Red State Diaries, in which Lewis Black hits the road to profile Republican-leaning states.
Wee on America, a half-hour comedy in which Jackass’ Jason “Wee-Man” Acuna and a co-star take on “full-sized” people around the country in physical and mental challenges.
Legends, a series of specials about the careers and lives of comic successes, including the show's first profile, Rodney Dangerfield.
Not Another High School Show, in which the team behind the film, Not Another Teen Movie, will spoof teen TV shows.
Half Way Home, a half-hour show about the dysfunctional crew at a halfway house.
Culture Clash, in which standup comic Nick DiPaolo insinuates himself into cultures he has made fun of in his routines.
Case Closed, a scripted spoof of cable crime documentaries.
The new projects join Comedy Central’s previously announced pilots in development – Gay Robot, from Adam Sandler’s Happy Madison shingle; Public Nuisance, from Morgan Spurlock; Naked Trucker, from Parallel Entertainment; and a yet untitled project from comedian Sarah Silverman.
Comedy Central, a Viacom-owned MTV network, also inked four script deals:
Teacher’s Lounge will profile awkward junior-high teachers and their drunken principal in suburban Kentucky.-
Doc & Chains will chronicle a scientist and a biker living together after zombies overtake the world.-
Used will tell of the cutthroat world of used car salesman in a half-hour semi-scripted show.
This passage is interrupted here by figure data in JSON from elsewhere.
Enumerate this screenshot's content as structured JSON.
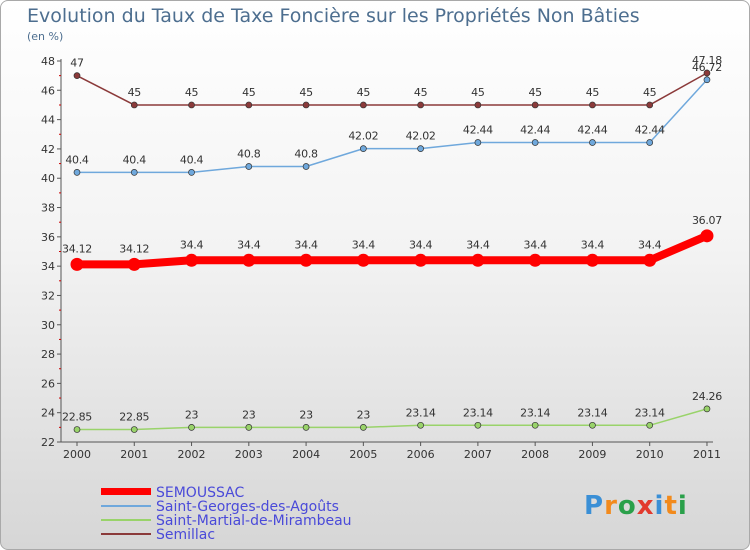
{
  "title": "Evolution du Taux de Taxe Foncière sur les Propriétés Non Bâties",
  "subtitle": "(en %)",
  "logo": {
    "text": "Proxiti",
    "colors": [
      "#3a8fd6",
      "#f28a1c",
      "#2aa04a",
      "#e23a2e",
      "#3a8fd6",
      "#f28a1c",
      "#2aa04a"
    ]
  },
  "chart_data": {
    "type": "line",
    "title": "Evolution du Taux de Taxe Foncière sur les Propriétés Non Bâties",
    "ylabel": "(en %)",
    "xlabel": "",
    "ylim": [
      22,
      48
    ],
    "yticks": [
      22,
      24,
      26,
      28,
      30,
      32,
      34,
      36,
      38,
      40,
      42,
      44,
      46,
      48
    ],
    "x": [
      "2000",
      "2001",
      "2002",
      "2003",
      "2004",
      "2005",
      "2006",
      "2007",
      "2008",
      "2009",
      "2010",
      "2011"
    ],
    "grid": false,
    "legend": "bottom-left",
    "series": [
      {
        "name": "SEMOUSSAC",
        "color": "#ff0000",
        "emphasis": true,
        "values": [
          34.12,
          34.12,
          34.4,
          34.4,
          34.4,
          34.4,
          34.4,
          34.4,
          34.4,
          34.4,
          34.4,
          36.07
        ],
        "labels": [
          "34.12",
          "34.12",
          "34.4",
          "34.4",
          "34.4",
          "34.4",
          "34.4",
          "34.4",
          "34.4",
          "34.4",
          "34.4",
          "36.07"
        ]
      },
      {
        "name": "Saint-Georges-des-Agoûts",
        "color": "#6fa8dc",
        "values": [
          40.4,
          40.4,
          40.4,
          40.8,
          40.8,
          42.02,
          42.02,
          42.44,
          42.44,
          42.44,
          42.44,
          46.72
        ],
        "labels": [
          "40.4",
          "40.4",
          "40.4",
          "40.8",
          "40.8",
          "42.02",
          "42.02",
          "42.44",
          "42.44",
          "42.44",
          "42.44",
          "46.72"
        ]
      },
      {
        "name": "Saint-Martial-de-Mirambeau",
        "color": "#99d36a",
        "values": [
          22.85,
          22.85,
          23,
          23,
          23,
          23,
          23.14,
          23.14,
          23.14,
          23.14,
          23.14,
          24.26
        ],
        "labels": [
          "22.85",
          "22.85",
          "23",
          "23",
          "23",
          "23",
          "23.14",
          "23.14",
          "23.14",
          "23.14",
          "23.14",
          "24.26"
        ]
      },
      {
        "name": "Semillac",
        "color": "#8b3a3a",
        "values": [
          47,
          45,
          45,
          45,
          45,
          45,
          45,
          45,
          45,
          45,
          45,
          47.18
        ],
        "labels": [
          "47",
          "45",
          "45",
          "45",
          "45",
          "45",
          "45",
          "45",
          "45",
          "45",
          "45",
          "47.18"
        ]
      }
    ]
  }
}
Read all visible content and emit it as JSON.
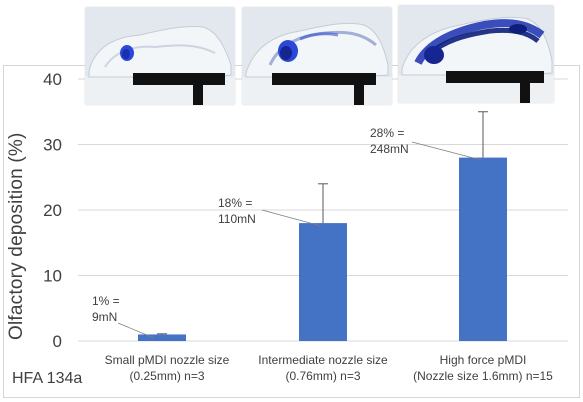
{
  "chart_data": {
    "type": "bar",
    "categories": [
      [
        "Small pMDI nozzle size",
        "(0.25mm) n=3"
      ],
      [
        "Intermediate nozzle size",
        "(0.76mm) n=3"
      ],
      [
        "High force pMDI",
        "(Nozzle size 1.6mm) n=15"
      ]
    ],
    "values": [
      1,
      18,
      28
    ],
    "error_upper": [
      1.1,
      24,
      35
    ],
    "annotations": [
      [
        "1% =",
        "9mN"
      ],
      [
        "18% =",
        "110mN"
      ],
      [
        "28% =",
        "248mN"
      ]
    ],
    "ylabel": "Olfactory deposition (%)",
    "ylim": [
      0,
      40
    ],
    "yticks": [
      0,
      10,
      20,
      30,
      40
    ],
    "grid": true,
    "bar_color": "#4472c4"
  },
  "footnote": "HFA 134a",
  "photos": [
    {
      "name": "nasal-cast-photo-small"
    },
    {
      "name": "nasal-cast-photo-intermediate"
    },
    {
      "name": "nasal-cast-photo-high-force"
    }
  ]
}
The show will take over a real used-car lot and train actors to sell cars.
My Secret Public Journal will turn comic Mike Birbiglia’s syndicated radio feature into a TV show, starring the comic as himself in tales of his often less than fortunate life.
Comedy Central averaged 896,000 total viewers in prime time during the third quarter of 2005, down 4% from last year.